History is not about the ‘greats’
any longer
A
letter from V.K.Singh, Junior Minister in the Ministry of External Affairs
asking that Akbar Road be renamed as Maharana Pratap has now turned into a
public debate. While it is one thing to debate on the role of kings and queens
in history and whether at all such memory should be ensured by way of naming
streets and roads in our towns, there is indeed a larger issue involved in
these and it is one that involves the understanding of the discipline called
history.
And
even before elaborating on this, it is appropriate to place on record that
Minister Singh’s concerns have nothing to do with any serious reading of the
history of the Battle of Haldighati or the guerrilla attacks that Maharana
Pratap carried out against the Moghul chieftains anointed by Akbar after he
defeated the Mewar ruler in 1576. And even if Minister Singh had studied some
of these during his training at the military academy, his concerns could not
have been that of a historian. He would have been taught the tact of guerrilla
warfare in the academy only to deal with the enemy and not to valourise them.
Let me not quarrel with such pedagogy for it is, perhaps, justified as long as
it is done in order to train the officers of our armed forces.
But
then, as minister in the constitutional scheme, Singh should realize that he is
no longer a soldier and that the armed forces are under the command of a
civilian in our scheme now. That we are not a military state and that we, as a
nation, had consciously opted for a constitutional democracy against having a
general at the helm of our polity (even if the general happens to be a good
person) is a fact that Singh had accepted when he took oath as a minister in
May 2014. And that is why it makes sense to expect him to behave a civilian and
thus respect history and events to be studied the way a historian would do.
It
is true that history, as a subject, was taught as merely a narrative involving
kings (and queens occasionally). Such narratives, based on accounts handed over
by chroniclers, obviously accorded the victors with honorific suffixes. The
chroniclers, after all, were courtiers who lived and prospered singing hosannas
to the victors and hence it was quite natural that some kings were described
the ‘great’: It is not only about Akbar but Alexander too was described in our
school books as the ‘great’. However, one has not come across a worthy French
historian using such an honorific suffix to Louis XIV (even while he is
credited of holding ‘I am the state’) or to Napolean Bonaparte who took France
out of the dark ages of the Jacobin terror; nor has any English historian
sought to honour Admiral Wilson as the ‘great’.
The
point is that the age of revolution in Western Europe, during which kings and
nobles were ousted, also known to have marked the birth of the enlightenment
era in history led to a departure in the way history as a discipline came to be
seen.
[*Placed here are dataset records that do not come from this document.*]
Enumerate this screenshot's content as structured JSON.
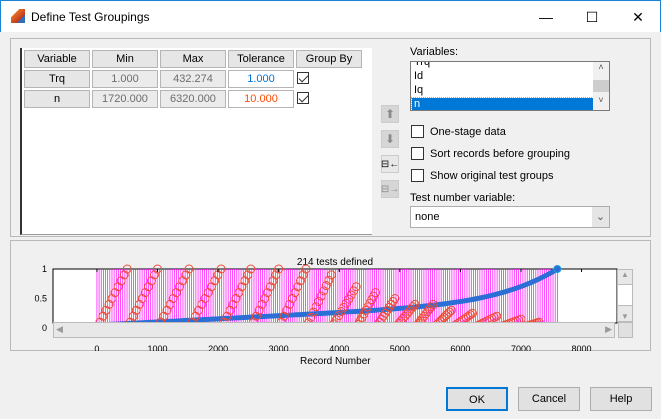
{
  "window": {
    "title": "Define Test Groupings",
    "minimize": "—",
    "maximize": "☐",
    "close": "✕"
  },
  "table": {
    "headers": [
      "Variable",
      "Min",
      "Max",
      "Tolerance",
      "Group By"
    ],
    "rows": [
      {
        "variable": "Trq",
        "min": "1.000",
        "max": "432.274",
        "tolerance": "1.000",
        "tolerance_color": "#0072d6",
        "group_by": true
      },
      {
        "variable": "n",
        "min": "1720.000",
        "max": "6320.000",
        "tolerance": "10.000",
        "tolerance_color": "#ff4b00",
        "group_by": true
      }
    ]
  },
  "variables": {
    "label": "Variables:",
    "items": [
      "Trq",
      "Id",
      "Iq",
      "n"
    ],
    "selected": "n"
  },
  "options": [
    {
      "label": "One-stage data",
      "checked": false
    },
    {
      "label": "Sort records before grouping",
      "checked": false
    },
    {
      "label": "Show original test groups",
      "checked": false
    }
  ],
  "test_number": {
    "label": "Test number variable:",
    "value": "none"
  },
  "buttons": {
    "ok": "OK",
    "cancel": "Cancel",
    "help": "Help"
  },
  "chart_data": {
    "type": "scatter",
    "title": "214 tests defined",
    "xlabel": "Record Number",
    "ylabel": "",
    "xlim": [
      -725,
      8585
    ],
    "ylim": [
      0,
      1
    ],
    "xticks": [
      "0",
      "1000",
      "2000",
      "3000",
      "4000",
      "5000",
      "6000",
      "7000",
      "8000"
    ],
    "xtick_values": [
      0,
      1000,
      2000,
      3000,
      4000,
      5000,
      6000,
      7000,
      8000
    ],
    "yticks": [
      "0",
      "0.5",
      "1"
    ],
    "ytick_values": [
      0,
      0.5,
      1
    ],
    "tests_defined": 214,
    "record_range": [
      0,
      7600
    ],
    "group_ramps": [
      {
        "start": 0,
        "end": 500,
        "peak": 1.0
      },
      {
        "start": 500,
        "end": 1000,
        "peak": 1.0
      },
      {
        "start": 1000,
        "end": 1520,
        "peak": 1.0
      },
      {
        "start": 1520,
        "end": 2050,
        "peak": 1.0
      },
      {
        "start": 2050,
        "end": 2540,
        "peak": 1.0
      },
      {
        "start": 2540,
        "end": 3000,
        "peak": 1.0
      },
      {
        "start": 3000,
        "end": 3450,
        "peak": 1.0
      },
      {
        "start": 3450,
        "end": 3870,
        "peak": 0.9
      },
      {
        "start": 3870,
        "end": 4280,
        "peak": 0.7
      },
      {
        "start": 4280,
        "end": 4600,
        "peak": 0.6
      },
      {
        "start": 4600,
        "end": 4920,
        "peak": 0.5
      },
      {
        "start": 4920,
        "end": 5250,
        "peak": 0.4
      },
      {
        "start": 5250,
        "end": 5550,
        "peak": 0.4
      },
      {
        "start": 5550,
        "end": 5850,
        "peak": 0.3
      },
      {
        "start": 5850,
        "end": 6200,
        "peak": 0.25
      },
      {
        "start": 6200,
        "end": 6600,
        "peak": 0.2
      },
      {
        "start": 6600,
        "end": 7000,
        "peak": 0.15
      },
      {
        "start": 7000,
        "end": 7300,
        "peak": 0.1
      }
    ],
    "sorted_series_color": "#2b6fd6",
    "group_color": "#f04a3a",
    "boundary_color": "#ff00ff"
  }
}
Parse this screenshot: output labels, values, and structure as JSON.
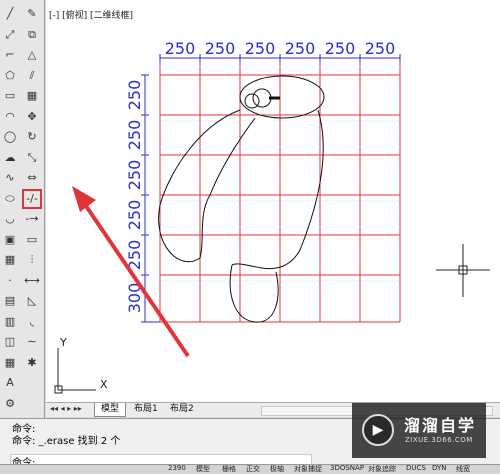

Rather than being reduced to a chronicle of events or simple narratives,
history began to be seen as studying the past. To paraphrase
E.H.Carr, an author whose work is textbook for students of history in any
university worth its name, that history is a continuous process of interaction
between the historian and her/his facts, an unending dialogue between the
present and the past. The point to be emphasized here is that history is about
studying the past and not just reading or learning names and dates by rote.
And
by studying the past, where the historian and her/his facts are necessary to
one another (once again from Carr), the discipline assumed a new meaning with
the focus shifting from personalities to processes. More precisely, the Moghul
era, as much as the period before that in Indian History came to be probed for
such aspects as the social life, the economic structure, the process of surplus
generation and thus locating the contradictions within that forced the rise and
fall of not only different empires but also systemic changes. The lead in this
regard came from Enlightenment historians and was picked up in India by the
Marxists.
Now,
Minister Singh and his new found follower, N.C.Shaina (whose comparison between
Akbar and Hitler revealed a certain disdain for history and its rigours) may
jump around and declare their disdain to Marx and Marxist historiography. But
then, this indeed is the critical point. Attributing ‘greatness’ to a ruler,
whether Akbar or Maharana Pratap in this context, is indeed a prism through
which history is sought to be studied by those who will then end up either
celebrating one or the other king; the trouble is that this method will lead
the historian to either condemn one or the other and ignore the fact that there
existed people, the ordinary people who were held far away from the courts and
the palaces to produce the surplus that went into the making of these empires
and the comforts that the kings and their courtiers lived in.
And
such a history will then condemn the rebels, primitive or organized, as bandits
or troublemakers. Just as the colonial administrators and their chroniclers
described the rebellion of 1857 as a mutiny triggered by rumours of beef or pig
meat being used to grease the cartridges of the enfield rifles! The problem is
that this method of reading the past only through the regimes and the rulers
and their goodness (or badness) helps shroud the people, particularly the
oppressed, in a society into the oblivion. That the Bhils, among whom Maharana
Pratap lived after escaping the Moghul army in Haldighati rose in rebellion
subsequently and contributed in their own way to the making of modern India is
what makes history a weapon in the making of democracy. Honorific suffixes to
either Akbar or Maharana Pratap (or to stretch the argument of ridicule to its
extreme to both) are only attempts to reverse the significant advances in the
discipline of history and take it back to a mere chronicle of dates,
personalities and events.
And
when history is taken back to its pre-enlightenment stage, the dangers are
two-fold. One is that it will make the subject too boring and useless that
children will not only hate it but will also find it useless; how does one with
mere information on what happened when and nothing more become useful to
society? This apart, the bigger threat is when such stress on kings and queens
and one being ‘great’ and another’s claims to that being contested will take us
back to those times from where human civilization has advanced. It is time we
put a stop to this distortion of history.